Thursday, July 16, 2009

Loverly

Do you ever have moments or days when you just feel so full of love you fear you might burst? I have them every once in a while. I feel like I don't have enough people in my life to properly distribute such amounts of love. I want to hug everyone and tell them I love them (it's times like these that I'm grateful for my shyness). I want to smile as big as my mouth will allow and laugh to the sky. because life feels just that good. It has those moments when I wish I had someone I could just run up to and hold for an indefinite amount of time. Just be in the moment and feel completely at peace and so very very happy. bask in the joy.

Sometimes I wonder if I'll ever find someone deserving of my love. That sounds selfish and conceited, I know. But, I think of all the people out there who could take advantage, who I would willingly give all I had for, only to be selfishly abandoned. left with nothing.

Is there really someone out there who will understand the importance of such a gesture? who will stay with me forever? who will deserve all the love i have to give, because he will in turn be giving such love to me?

I hope I have these moments the rest of my life.
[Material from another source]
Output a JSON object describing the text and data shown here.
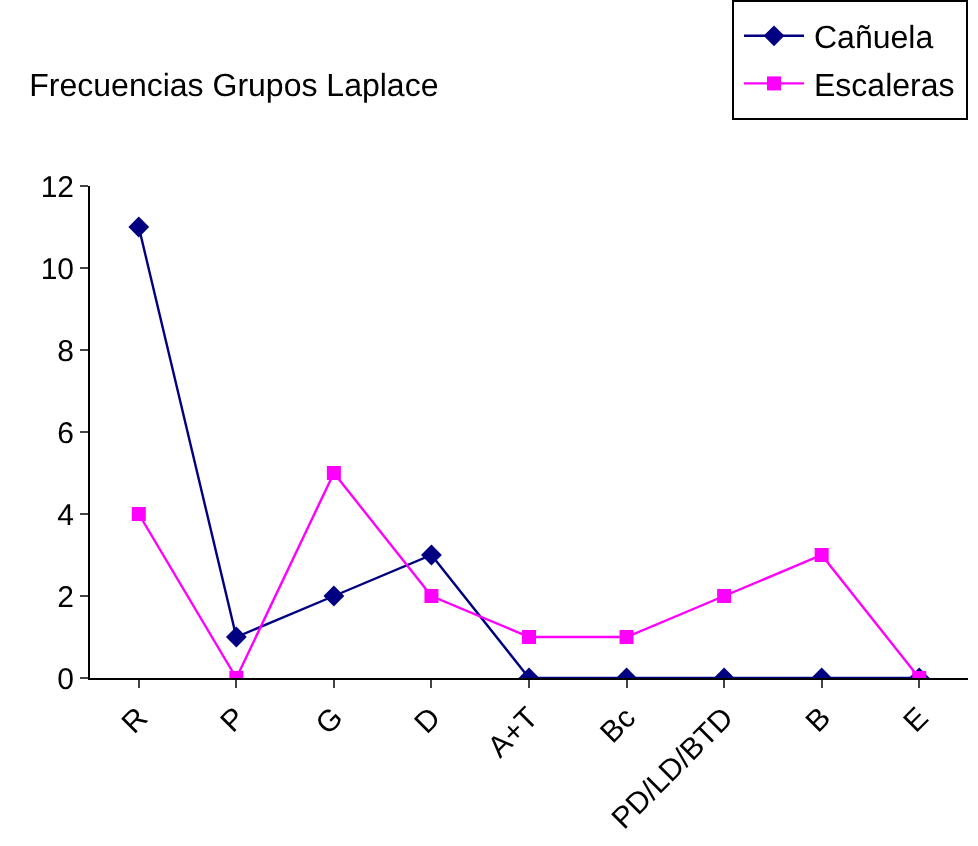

So when I have kids I can snatch them up and hug and tickle them until they laugh uncontrollably and I can hear the love and happiness that I feel. So when I have a husband I can surprise him at work with a piece of chocolate cake that we can share at his desk and laugh at all the silly things in our wonderful lives.

2 comments:

Kasey Strong said...

Wow, Ali. Your posts are deep. I miss you.

Unknown said...

LOVE this post. I have those days, but I need them more often. We have so many people to love! And you WILL find someone to love and who will love you. And then you'll have those little babies to squeeze and kiss!